David Beckler takes the reader on a harrowing journey as two men try to save the life of a boy who finds himself in a world of trouble, some of his own making. When called to a local fire, Adam Sterling and his crew work diligently to put out the flames in quick order. During the process, they come across the scorched body of a teenage boy, though the scene plays out more as a body dump than a victim of the smoke and flames. Sterling’s friend and former Royal Marine, Byron Mason receives a panicked call from his nephew, begging for help. A gang of boys with whom he associates is looking for him after a punitive measure went terribly wrong. Byron drops everything to help, but soon discovers that things are even worse for Philip than first imagined. It would seem that the group accidentally killed young Liam McLaughlin, son to one of Manchester’s dirtiest gangsters. As the forensics confirm the horrible news that Liam was the one found in the fire, a search begins for answers, headed-up by DCI Siobhan Quinn. She takes her team around to interview those who may have answers, including the young boys, all of whom point to Philip. As they seek their own justice, McLaughlin has his own men looking to find Philip, hoping to exact their own form of justice. DCI Quinn tries to run things by the books, though is quick to discover that no one tends to wait for the law to solve crimes, particularly this lot.

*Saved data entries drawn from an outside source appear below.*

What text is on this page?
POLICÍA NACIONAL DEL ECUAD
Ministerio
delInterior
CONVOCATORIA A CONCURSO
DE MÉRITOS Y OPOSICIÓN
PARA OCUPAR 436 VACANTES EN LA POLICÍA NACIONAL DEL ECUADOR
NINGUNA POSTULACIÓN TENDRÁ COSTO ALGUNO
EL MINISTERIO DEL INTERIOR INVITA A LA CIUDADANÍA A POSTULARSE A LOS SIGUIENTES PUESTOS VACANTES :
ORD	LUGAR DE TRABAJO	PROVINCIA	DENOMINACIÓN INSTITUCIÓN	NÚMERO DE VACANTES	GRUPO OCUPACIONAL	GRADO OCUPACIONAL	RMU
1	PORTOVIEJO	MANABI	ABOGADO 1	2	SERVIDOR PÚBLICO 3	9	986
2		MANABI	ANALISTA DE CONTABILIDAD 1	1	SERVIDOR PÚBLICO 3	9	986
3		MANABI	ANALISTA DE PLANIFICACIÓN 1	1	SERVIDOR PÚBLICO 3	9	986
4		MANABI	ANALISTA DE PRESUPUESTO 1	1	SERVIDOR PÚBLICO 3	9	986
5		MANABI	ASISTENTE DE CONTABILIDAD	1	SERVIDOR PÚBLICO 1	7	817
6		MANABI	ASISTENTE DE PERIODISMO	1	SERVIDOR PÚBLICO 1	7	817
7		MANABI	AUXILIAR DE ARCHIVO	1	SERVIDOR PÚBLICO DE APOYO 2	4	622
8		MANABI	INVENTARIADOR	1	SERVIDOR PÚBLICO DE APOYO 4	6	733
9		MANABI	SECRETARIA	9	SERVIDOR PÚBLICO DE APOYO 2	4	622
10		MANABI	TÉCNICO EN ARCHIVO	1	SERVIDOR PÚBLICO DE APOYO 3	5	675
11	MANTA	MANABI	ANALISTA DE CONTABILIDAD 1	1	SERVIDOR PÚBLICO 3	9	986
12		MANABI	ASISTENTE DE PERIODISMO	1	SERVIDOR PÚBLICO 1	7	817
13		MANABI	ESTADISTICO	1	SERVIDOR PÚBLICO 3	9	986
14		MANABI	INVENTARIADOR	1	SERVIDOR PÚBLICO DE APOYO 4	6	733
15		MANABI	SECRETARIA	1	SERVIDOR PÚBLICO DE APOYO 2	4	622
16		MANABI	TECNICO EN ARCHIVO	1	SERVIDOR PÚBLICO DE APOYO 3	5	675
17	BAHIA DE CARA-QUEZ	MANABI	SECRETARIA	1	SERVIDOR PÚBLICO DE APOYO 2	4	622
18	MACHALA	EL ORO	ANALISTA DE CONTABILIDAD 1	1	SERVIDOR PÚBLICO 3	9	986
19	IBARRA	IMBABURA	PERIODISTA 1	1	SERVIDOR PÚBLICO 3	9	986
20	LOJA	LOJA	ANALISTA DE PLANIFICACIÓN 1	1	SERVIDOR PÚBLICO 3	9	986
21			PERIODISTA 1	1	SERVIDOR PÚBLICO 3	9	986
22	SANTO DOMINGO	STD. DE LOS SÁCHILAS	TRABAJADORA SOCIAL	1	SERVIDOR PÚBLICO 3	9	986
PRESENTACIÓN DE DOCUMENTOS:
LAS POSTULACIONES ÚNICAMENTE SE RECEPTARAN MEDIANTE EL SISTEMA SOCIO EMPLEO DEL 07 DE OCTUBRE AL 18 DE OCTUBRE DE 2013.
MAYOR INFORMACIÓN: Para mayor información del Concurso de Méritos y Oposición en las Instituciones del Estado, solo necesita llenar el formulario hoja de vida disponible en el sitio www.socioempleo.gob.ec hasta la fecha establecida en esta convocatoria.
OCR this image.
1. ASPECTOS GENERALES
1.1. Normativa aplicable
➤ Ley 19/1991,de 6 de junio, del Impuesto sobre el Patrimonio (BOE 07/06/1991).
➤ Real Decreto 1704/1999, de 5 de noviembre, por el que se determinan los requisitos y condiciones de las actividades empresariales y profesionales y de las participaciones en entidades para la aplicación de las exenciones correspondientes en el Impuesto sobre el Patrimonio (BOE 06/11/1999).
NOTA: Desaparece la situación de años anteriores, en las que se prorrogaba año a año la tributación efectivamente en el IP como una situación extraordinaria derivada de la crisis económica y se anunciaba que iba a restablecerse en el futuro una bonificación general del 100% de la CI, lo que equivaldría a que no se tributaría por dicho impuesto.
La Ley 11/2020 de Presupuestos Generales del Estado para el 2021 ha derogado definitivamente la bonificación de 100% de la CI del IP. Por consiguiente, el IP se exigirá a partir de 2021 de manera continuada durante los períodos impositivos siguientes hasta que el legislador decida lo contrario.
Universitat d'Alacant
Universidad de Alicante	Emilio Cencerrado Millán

As Byron and Adam seek to save young man’s life, there is one whose life story emerges throughout the book, trained to hunt and kill. Called only ‘The Boy’, this machete-wielding fellow will ask questions later, donning steel to solve all his problems first. A wonderful piece that keeps the reader flipping through the pages to discover just how justice is doled out in Manchester, and whether those responsible will receive their needed punishments. Recommended to those who like a good thriller, peppered with police procedural aspects throughout.

David Beckler offers readers quite the ride in this piece, which seeks to mesh some police work with the politics of family honour. The protagonists throughout, Byron Mason and Adam Sterling, prove to be loyal to a fault, but take no guff from anyone. They are hard-core, attributed to their Royal Marine pasts, but full of compassion when the need arises. As Beckler offers a little backstory for them both, he also paves the way with some decent development and shows their determination, which may prove useful in any future story about the men. With a handful of interesting secondary characters, the reader is introduced to many people who colour the story in such a way that there is no choice but to follow their every move. Be it gangsters wanting retribution or detectives trying to piece a difficult case together, these folks have something to say and add depth to a fast narrative. The story was strong and the multi-layered cat and mouse game proved effective at keeping the reader’s attention. I know that there are two more pieces (novellas) to entertain the reader and can only hope they pack just as much punch. A wonderful piece by David Beckler, who is able to juggle all aspects of this story without losing any of the intensity.

Kudos, Mr. Beckler, for an entertaining first novel in this series. I can only hope that there is more to come, dazzling readers at every turn.